Patients can enter their medication data through databases such as Elsevier including medication names, dosages, frequency, pill shape and color or patients can import their medications directly from pharmacies such as CVS, Walgreens, Rite-Aid and even Wal-Mart. Once the patients download the Medisafe app, they will be reminded whenever they need to take their medicines. Users can then either enter the doses they take on the app or use the company’s iCap — a Bluetooth based cap — put on bottles to communicate, when and how they are taking their medication. The information can then be easily shared with caregivers and doctors.
If the patient and doctor both agree to participate on the medical adherence platform, the data is available for both to see and act accordingly. The company also provides a virtual pillbox, which lets patients manage complex medication.
The platform is a virtual database to let doctors easily see at-risk patients who might not be able to adhere to their medicine, whether it is because of behavioral, condition or even healthcare system factors.
AI-based mobile health apps can help create better medical adherence. According to the U.S. National Library of Medicine, around 33-69 percent medication related hospital admissions happen due to non-adherence, which costs around $300 billion, including both direct and indirect costs.
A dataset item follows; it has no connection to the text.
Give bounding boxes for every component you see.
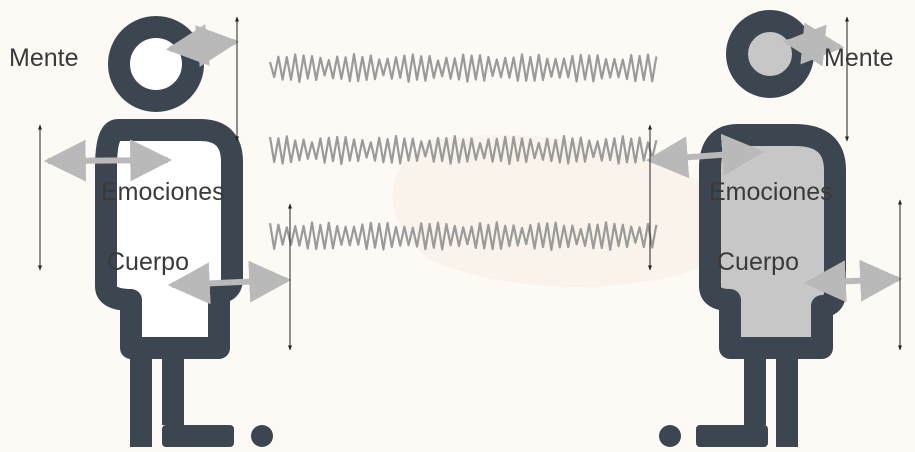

“Many barriers can lead to poor medication adherence, such as the prohibitive high costs and copayments that some people must pay for their prescription medicines. Patients frequently have difficulty remembering or managing multiple medications or complex regimens, often prescribed by multiple doctors, or they do not understand the reasons for and importance of drug therapy. Poor health literacy is another barrier and an important contributor to non-adherence,” Regina M. Benjamin, the former U.S. Public Health Service Surgeon General stated in a paper titled "Medication Adherence: Helping Patients Take their medicines as directed" in 2012.
Public health data is a mine for doctors and health service providers since each patient represents a different data set and even multiple doctors can have differing opinion on a subject. Advanced technologies such as AI and machine learning can help sort out this data and help create approaches that would help at-risk patients.